A metodologia 6Ds é um dos métodos voltados para gestão de projetos que podem ser aplicados no treinamento e desenvolvimento de colaboradores, com resultados eficazes para sua corporação. Quando falamos em educação empresarial, a certificação 6Ds pode ser uma das medidas adotadas na busca de elevar o padrão de qualidade de uma equipe.

Metodologia 6Ds na Educação Corporativa: o que é e como aplicar

Muitas iniciativas de treinamento falham não porque o conteúdo é ruim, mas porque a aprendizagem não chega a se transformar em comportamento, rotina e resultado.

É exatamente esse ponto que a metodologia 6Ds ajuda a enfrentar. Em vez de tratar treinamento como evento isolado, ela amplia o olhar para toda a jornada que leva do aprendizado à aplicação no trabalho.

Neste artigo, você vai entender:

  • o que é a metodologia 6Ds;
  • por que ela é útil para T&D corporativo;
  • como aplicar esse modelo na prática;
  • quais erros evitar;
  • como tecnologia e gestão ajudam na execução.

O que é a metodologia 6Ds

A seguir, explicaremos mais sobre esta metodologia e como aplicá-la.

A metodologia 6Ds é um modelo voltado à transferência da aprendizagem para o contexto real de trabalho.
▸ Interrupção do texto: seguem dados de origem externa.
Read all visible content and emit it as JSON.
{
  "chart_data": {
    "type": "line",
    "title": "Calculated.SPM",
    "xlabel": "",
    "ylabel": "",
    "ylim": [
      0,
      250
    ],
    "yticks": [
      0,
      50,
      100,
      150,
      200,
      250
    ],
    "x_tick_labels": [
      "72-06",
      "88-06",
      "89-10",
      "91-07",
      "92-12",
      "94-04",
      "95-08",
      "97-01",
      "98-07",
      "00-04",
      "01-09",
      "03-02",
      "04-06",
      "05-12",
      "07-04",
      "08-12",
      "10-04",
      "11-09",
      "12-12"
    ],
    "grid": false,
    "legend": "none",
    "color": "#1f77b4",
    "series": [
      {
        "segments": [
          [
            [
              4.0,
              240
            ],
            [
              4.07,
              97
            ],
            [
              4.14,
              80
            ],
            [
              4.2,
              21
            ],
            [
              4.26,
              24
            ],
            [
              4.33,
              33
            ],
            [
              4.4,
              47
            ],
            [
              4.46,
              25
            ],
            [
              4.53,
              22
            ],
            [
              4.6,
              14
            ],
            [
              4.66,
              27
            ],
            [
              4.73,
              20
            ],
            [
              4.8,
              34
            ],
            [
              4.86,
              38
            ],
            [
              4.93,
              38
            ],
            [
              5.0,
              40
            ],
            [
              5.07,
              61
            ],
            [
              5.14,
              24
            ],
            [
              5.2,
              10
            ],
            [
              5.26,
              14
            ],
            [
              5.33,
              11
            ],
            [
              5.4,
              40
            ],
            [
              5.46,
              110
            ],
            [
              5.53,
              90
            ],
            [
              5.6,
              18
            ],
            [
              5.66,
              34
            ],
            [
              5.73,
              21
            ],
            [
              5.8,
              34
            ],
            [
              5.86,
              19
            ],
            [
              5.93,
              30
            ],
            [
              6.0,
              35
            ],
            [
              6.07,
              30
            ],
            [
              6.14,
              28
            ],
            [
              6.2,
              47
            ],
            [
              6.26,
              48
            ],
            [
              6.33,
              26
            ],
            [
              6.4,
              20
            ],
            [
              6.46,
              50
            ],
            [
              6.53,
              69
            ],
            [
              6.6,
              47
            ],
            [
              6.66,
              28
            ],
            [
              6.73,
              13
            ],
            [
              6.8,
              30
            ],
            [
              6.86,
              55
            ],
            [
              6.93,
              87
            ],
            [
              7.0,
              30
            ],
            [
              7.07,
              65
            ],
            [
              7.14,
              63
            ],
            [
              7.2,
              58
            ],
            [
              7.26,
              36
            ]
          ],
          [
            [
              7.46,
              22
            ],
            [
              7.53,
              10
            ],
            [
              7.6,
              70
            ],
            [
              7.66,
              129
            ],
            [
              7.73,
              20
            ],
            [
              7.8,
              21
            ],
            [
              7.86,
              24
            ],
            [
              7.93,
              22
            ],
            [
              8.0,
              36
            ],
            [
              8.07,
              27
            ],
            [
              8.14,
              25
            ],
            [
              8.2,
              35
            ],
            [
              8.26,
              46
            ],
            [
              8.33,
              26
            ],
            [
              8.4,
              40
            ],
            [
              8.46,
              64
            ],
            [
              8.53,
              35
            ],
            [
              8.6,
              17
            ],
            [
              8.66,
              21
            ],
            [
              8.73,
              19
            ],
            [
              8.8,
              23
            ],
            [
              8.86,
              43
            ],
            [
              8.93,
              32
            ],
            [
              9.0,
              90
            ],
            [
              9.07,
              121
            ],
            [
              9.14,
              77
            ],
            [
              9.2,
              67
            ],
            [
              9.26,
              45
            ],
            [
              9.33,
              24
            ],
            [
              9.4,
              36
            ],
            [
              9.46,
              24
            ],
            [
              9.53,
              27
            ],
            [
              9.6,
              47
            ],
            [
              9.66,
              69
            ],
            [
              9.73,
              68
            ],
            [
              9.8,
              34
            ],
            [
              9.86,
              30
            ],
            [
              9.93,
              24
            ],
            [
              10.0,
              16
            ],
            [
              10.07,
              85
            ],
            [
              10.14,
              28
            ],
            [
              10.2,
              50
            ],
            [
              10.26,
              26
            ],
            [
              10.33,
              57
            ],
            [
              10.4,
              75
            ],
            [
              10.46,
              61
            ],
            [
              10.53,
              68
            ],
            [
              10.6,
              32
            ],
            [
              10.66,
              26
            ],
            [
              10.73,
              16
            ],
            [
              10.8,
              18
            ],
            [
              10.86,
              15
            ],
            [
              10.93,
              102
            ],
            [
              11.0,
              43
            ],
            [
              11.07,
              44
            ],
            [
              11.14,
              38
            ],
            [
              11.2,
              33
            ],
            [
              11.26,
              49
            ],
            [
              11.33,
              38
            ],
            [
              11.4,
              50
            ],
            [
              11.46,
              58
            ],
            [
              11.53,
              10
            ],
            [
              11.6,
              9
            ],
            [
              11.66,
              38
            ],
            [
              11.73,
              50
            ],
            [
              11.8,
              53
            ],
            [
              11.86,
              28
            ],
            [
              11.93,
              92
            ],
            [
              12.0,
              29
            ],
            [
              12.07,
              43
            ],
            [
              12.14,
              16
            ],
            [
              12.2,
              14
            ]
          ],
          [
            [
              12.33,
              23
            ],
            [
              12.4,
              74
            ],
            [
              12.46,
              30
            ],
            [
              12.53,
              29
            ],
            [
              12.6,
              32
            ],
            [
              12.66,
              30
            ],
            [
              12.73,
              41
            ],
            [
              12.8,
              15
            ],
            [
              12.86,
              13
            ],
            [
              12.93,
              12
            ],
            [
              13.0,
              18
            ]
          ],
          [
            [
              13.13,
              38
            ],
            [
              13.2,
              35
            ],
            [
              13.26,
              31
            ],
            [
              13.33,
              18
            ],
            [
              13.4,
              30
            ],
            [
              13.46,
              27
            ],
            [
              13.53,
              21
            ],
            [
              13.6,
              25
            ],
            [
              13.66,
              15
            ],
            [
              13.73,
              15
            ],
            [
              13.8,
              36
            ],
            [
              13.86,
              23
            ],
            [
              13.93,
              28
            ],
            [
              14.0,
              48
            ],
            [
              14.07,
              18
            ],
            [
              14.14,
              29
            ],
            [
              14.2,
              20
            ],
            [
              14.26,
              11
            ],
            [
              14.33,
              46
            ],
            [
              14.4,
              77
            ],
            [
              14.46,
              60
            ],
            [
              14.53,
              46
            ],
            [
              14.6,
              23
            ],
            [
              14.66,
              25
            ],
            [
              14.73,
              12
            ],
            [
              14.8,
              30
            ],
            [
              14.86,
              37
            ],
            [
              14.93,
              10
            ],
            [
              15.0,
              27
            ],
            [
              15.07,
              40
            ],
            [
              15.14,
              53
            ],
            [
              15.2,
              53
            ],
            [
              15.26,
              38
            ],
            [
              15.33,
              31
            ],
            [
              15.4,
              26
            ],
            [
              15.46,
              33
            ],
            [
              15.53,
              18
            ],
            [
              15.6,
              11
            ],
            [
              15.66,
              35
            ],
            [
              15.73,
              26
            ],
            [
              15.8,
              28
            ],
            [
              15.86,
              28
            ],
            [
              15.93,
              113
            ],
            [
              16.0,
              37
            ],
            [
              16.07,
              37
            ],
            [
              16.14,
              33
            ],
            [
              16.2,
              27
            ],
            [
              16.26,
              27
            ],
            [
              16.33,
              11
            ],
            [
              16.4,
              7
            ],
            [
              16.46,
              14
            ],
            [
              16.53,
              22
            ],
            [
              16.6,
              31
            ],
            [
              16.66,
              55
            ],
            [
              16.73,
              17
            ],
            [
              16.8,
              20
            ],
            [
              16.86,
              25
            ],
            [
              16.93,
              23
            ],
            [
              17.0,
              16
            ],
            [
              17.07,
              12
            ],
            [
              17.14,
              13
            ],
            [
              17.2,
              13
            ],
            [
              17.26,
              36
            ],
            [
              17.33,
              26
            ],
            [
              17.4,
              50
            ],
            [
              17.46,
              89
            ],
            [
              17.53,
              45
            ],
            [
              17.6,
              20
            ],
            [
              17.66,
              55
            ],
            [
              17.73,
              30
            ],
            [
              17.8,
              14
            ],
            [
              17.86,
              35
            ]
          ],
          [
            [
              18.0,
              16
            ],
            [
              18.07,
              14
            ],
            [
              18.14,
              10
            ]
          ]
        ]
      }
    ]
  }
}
Seu princípio central é simples: o valor do treinamento não está apenas em oferecer conteúdo, mas em gerar aplicação e impacto.

Ela propõe uma visão mais completa da jornada de aprendizagem, considerando o que acontece:

  • antes do treinamento;
  • durante a experiência;
  • depois da formação.

Esse olhar é especialmente relevante para áreas de T&D que precisam justificar investimento, aumentar efetividade e aproximar capacitação dos objetivos do negócio.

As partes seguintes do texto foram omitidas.